Search code examples
javaregexstringstring-literalsjavacc

What is Regular expression to identify string literals in java?


I am trying to write parser for which i need to identify string literals, if my string starts and ends with ' (i.e single quote) then what will be the regular expression to identify string literal?

I'm using javacc for writing parser. can anybody help me with actual regular expression code in token format? i have tried enough on my own.

eg.

< INTEGER_VALUE : "0" | (["1"-"9"] (["0"-"9"])*) >

this is the token format to identify integer literal, I want same token format for string literal where string starts and end with single quote, I also tried using metacharacters (given in http://www.vogella.com/articles/JavaRegularExpressions/article.html tutorial) but there were no successful results.


Solution

  • I'm assuming that you are using JavaCC. The answer depends on the syntax of strings in your language. Let's say any character is allowed in a string other than an apostrophe. I.e. a string consists of two apostrophes and any number (0 or more) of nonapostrophes in between.
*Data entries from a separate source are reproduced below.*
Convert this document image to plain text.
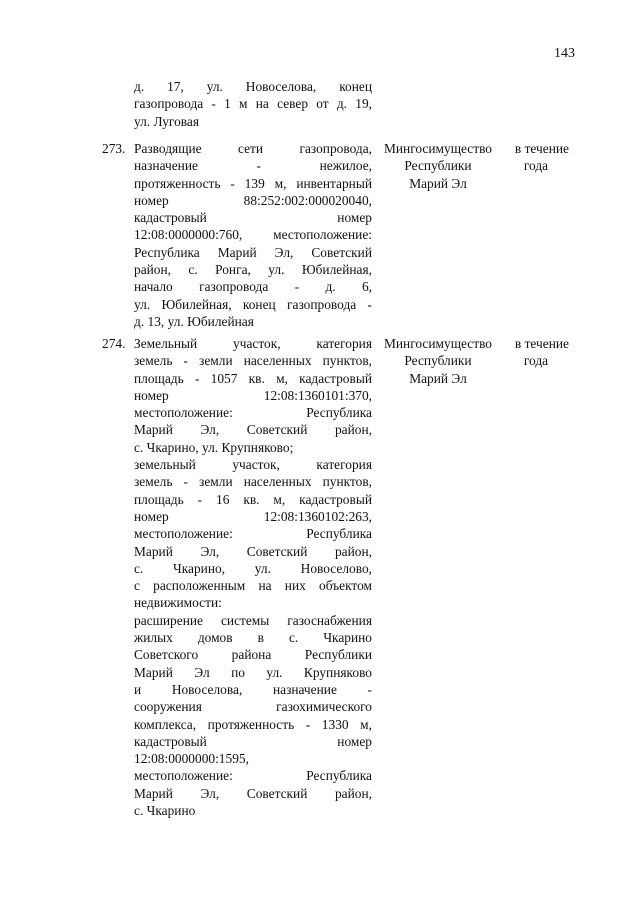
143
д. 17, ул. Новоселова, конец
газопровода - 1 м на север от д. 19,
ул. Луговая
273. Разводящие сети газопровода,
назначение - нежилое,
протяженность - 139 м, инвентарный
номер 88:252:002:000020040,
кадастровый номер
12:08:0000000:760, местоположение:
Республика Марий Эл, Советский
район, с. Ронга, ул. Юбилейная,
начало газопровода - д. 6,
ул. Юбилейная, конец газопровода -
д. 13, ул. Юбилейная
Мингосимущество
Республики
Марий Эл
в течение
года
274. Земельный участок, категория
земель - земли населенных пунктов,
площадь - 1057 кв. м, кадастровый
номер 12:08:1360101:370,
местоположение: Республика
Марий Эл, Советский район,
с. Чкарино, ул. Крупняково;
земельный участок, категория
земель - земли населенных пунктов,
площадь - 16 кв. м, кадастровый
номер 12:08:1360102:263,
местоположение: Республика
Марий Эл, Советский район,
с. Чкарино, ул. Новоселово,
с расположенным на них объектом
недвижимости:
расширение системы газоснабжения
жилых домов в с. Чкарино
Советского района Республики
Марий Эл по ул. Крупняково
и Новоселова, назначение -
сооружения газохимического
комплекса, протяженность - 1330 м,
кадастровый номер
12:08:0000000:1595,
местоположение: Республика
Марий Эл, Советский район,
с. Чкарино
Мингосимущество
Республики
Марий Эл
в течение
года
    <STRING: "'" (~["'"])* "'">
    

    Now many languages don't allow newlines or returns in strings. So here let's ban those too:

    <STRING: "'" (~["'","\n","\r"])* "'">
    

    Now the problem is: what if someone wants to put apostrophes, newlines or returns? Some languages (e.g. C) use backslashes as an escape, so let's say

    • \' means apostrophe
    • \n means newline
    • \r means return
    • \\ means backslash
    • \x where x is any other character is considered an error

    Here is the expression

    <STRING: "'"  ("\\" ("\\" | "n" | "r" | "'") | ~["\\","\n","\r","'"] )* "'"
    

    I.e. a string is two apostrophes with a sequence of 0 or more groups in between, where each group is either one of the two character sequences \\, \n, \r, \', or a character that is not a backslash, a newline, a return or an apostrophe.

    Another approach is to use lexical states.

    <DEFAULT> MORE: { "'" : INSTRING }
    <INSTRING> MORE: { "\\\\" 
                     | "\\n" 
                     | "\\r"  
                     | "\\'"
                     | ~["\\","\n","\r","'"]
                     }
    <INSTRING> TOKEN: { "'" : DEFAULT }